# Roku



## nova (Apr 30, 2006)

So, I was in Best Buy this afternoon hoping to pick up a Blu-ray of Close Encounters of the Third Kind for $14.99. Unfortunately they were sold out. I did see they had the Roku XD for $79 and I almost came home with one. Anyone have one? Thoughts? I know my new MacBook Pro will do what I want, but I'm curious if the Roku will make things easier.


----------



## koyaan (Mar 2, 2010)

I have one that I use for streaming Netflix movies and viewing my photos from Facebook. I've been quite happy with it. It's no high end device, but it seems pretty robust.


----------



## nholmes1 (Oct 7, 2010)

I've installed many roku units, all the way back to when they were just called the "netflix streamer". They have made some nice improvements over time and its an easy to use interface. Enjoy!


----------



## artinaz (Jul 31, 2008)

Roku is definitely a great device. However there are multiple options out there. Most blu-ray player nowadays will have netflix, blockbuster express etc- so would you need a roku separately at all ? then there is the appletv- great interface, wdtv live, boxee box, google tv.

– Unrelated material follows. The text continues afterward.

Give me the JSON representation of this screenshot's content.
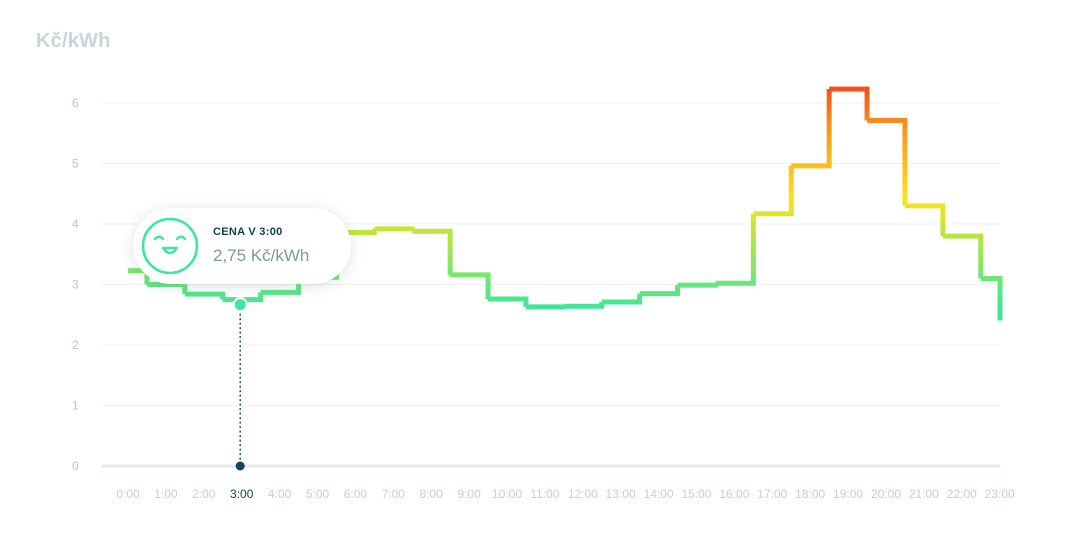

It depends on what online streaming services you would like to access.


----------



## nova (Apr 30, 2006)

I'm plenty happy with my Blu-ray player, unfortunately I purchased the model right before they began to support Netflix. Still...not looking to upgrade the DMP-BD80.
My MacBook Pro will, I do believe, take care of just about anything. I'm just curious if there is any advantage to a Roku unit? I'm thinking about all I would use it for is Pandora and Netflix. The laptop moves around quite a bit so I have to move the Magsafe Power adapter and HDMI/Thunderport adapter etc. The Roku I could just set it up where I wanted it and leave it. Other than that, is there really any advantage over the laptop?


----------



## nholmes1 (Oct 7, 2010)

Power consumption? That's about all I can think of.


----------



## Savjac (Apr 17, 2008)

The new Roku devices are the beez kneez in reality. They are stunning for netflix as they have a great "search" feature. They are also great for pandora or a myriad of other channels. 
The best thing about the Roku is no movie parts, none zero zip. The image quality via HDMI is very very good. 
It will not stream itunes without another product, but other than that, it is perfect.


----------